Çiftçilerimizin sulama birlikleri ve elektrik şirketlerine olan borçları nedeniyle tarımsal desteklere konulan blokeler kaldırılmalıdır.
Üreticilerimiz, özellikle kredi borçlarının ödenmesi konusunda da büyük sıkıntı yaşamaktadır. Beklentimiz çiftçilerimizin bankalara ve Tarım Kredi Kooperatiflerine olan kredi borçları ile elektrik, sulama, BAĞ-KUR primleri gibi borçlarının faizsiz olarak uzun vadeli yapılandırılmasıdır.

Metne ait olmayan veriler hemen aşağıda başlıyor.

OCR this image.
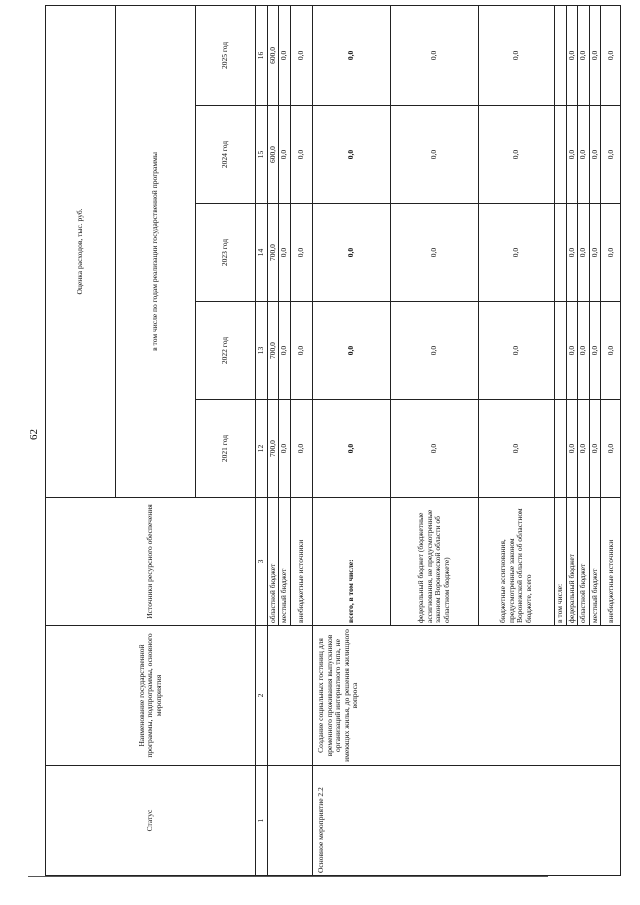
62
Статус	Наименование государственной программы, подпрограммы, основного мероприятия	Источники ресурсного обеспечения	Оценка расходов, тыс. руб.				
			в том числе по годам реализации государственной программы				
			2021 год	2022 год	2023 год	2024 год	2025 год
1	2	3	12	13	14	15	16
		областной бюджет	700,0	700,0	700,0	600,0	600,0
		местный бюджет	0,0	0,0	0,0	0,0	0,0
		внебюджетные источники	0,0	0,0	0,0	0,0	0,0
Основное мероприятие 2.2	Создание социальных гостиниц для временного проживания выпускников организаций интернатного типа, не имеющих жилья, до решения жилищного вопроса	всего, в том числе:	0,0	0,0	0,0	0,0	0,0
		федеральный бюджет (бюджетные ассигнования, не предусмотренные законом Воронежской области об областном бюджете)	0,0	0,0	0,0	0,0	0,0
		бюджетные ассигнования, предусмотренные законом Воронежской области об областном бюджете, всего	0,0	0,0	0,0	0,0	0,0
		в том числе:					
		федеральный бюджет	0,0	0,0	0,0	0,0	0,0
		областной бюджет	0,0	0,0	0,0	0,0	0,0
		местный бюджет	0,0	0,0	0,0	0,0	0,0
		внебюджетные источники	0,0	0,0	0,0	0,0	0,0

Destek miktarları girdi fiyatlarında yaşanan artışlar göz önünde bulundurularak arttırılmalıdır. Çiftçilerimize ek destek verilmelidir. Küçük aile işletmeleri ve genç çiftçilere özel olarak desteklenmelidir. 2019 yılı destekleri biran evvel ödenmeli 2020 destekleri avans olarak verilmelidir.
Et ve süt fiyatlarındaki dengenin üretici ve tüketici aleyhine bozulmasını önleyecek tedbirler alınmalı, sektör desteklenmelidir. Gerektiğinde Et ve Süt Kurumu müdahale etmelidir.
Bazı gıda ürünlerinde spekülatif olarak yaşanan fiyat artışları, üretici- tüketici makasının açılmasına neden olmaktadır. Bu durum hem üreticilerimizi hem de tüketicileri olumsuz etkilemektedir. Üreticilerimiz ürününü düşük fiyatla satarken
tüketici pahalıya almaktadır. Bu spekülatif hareketlerin denetimlerle kontrol altına alınması gerekmektedir.
Hafta sonu uygulanan sokağa çıkma yasaklarında da tarladan sofraya kadar uzanan zincirde aksama yaşanmaması için önlemler alınmalıdır.”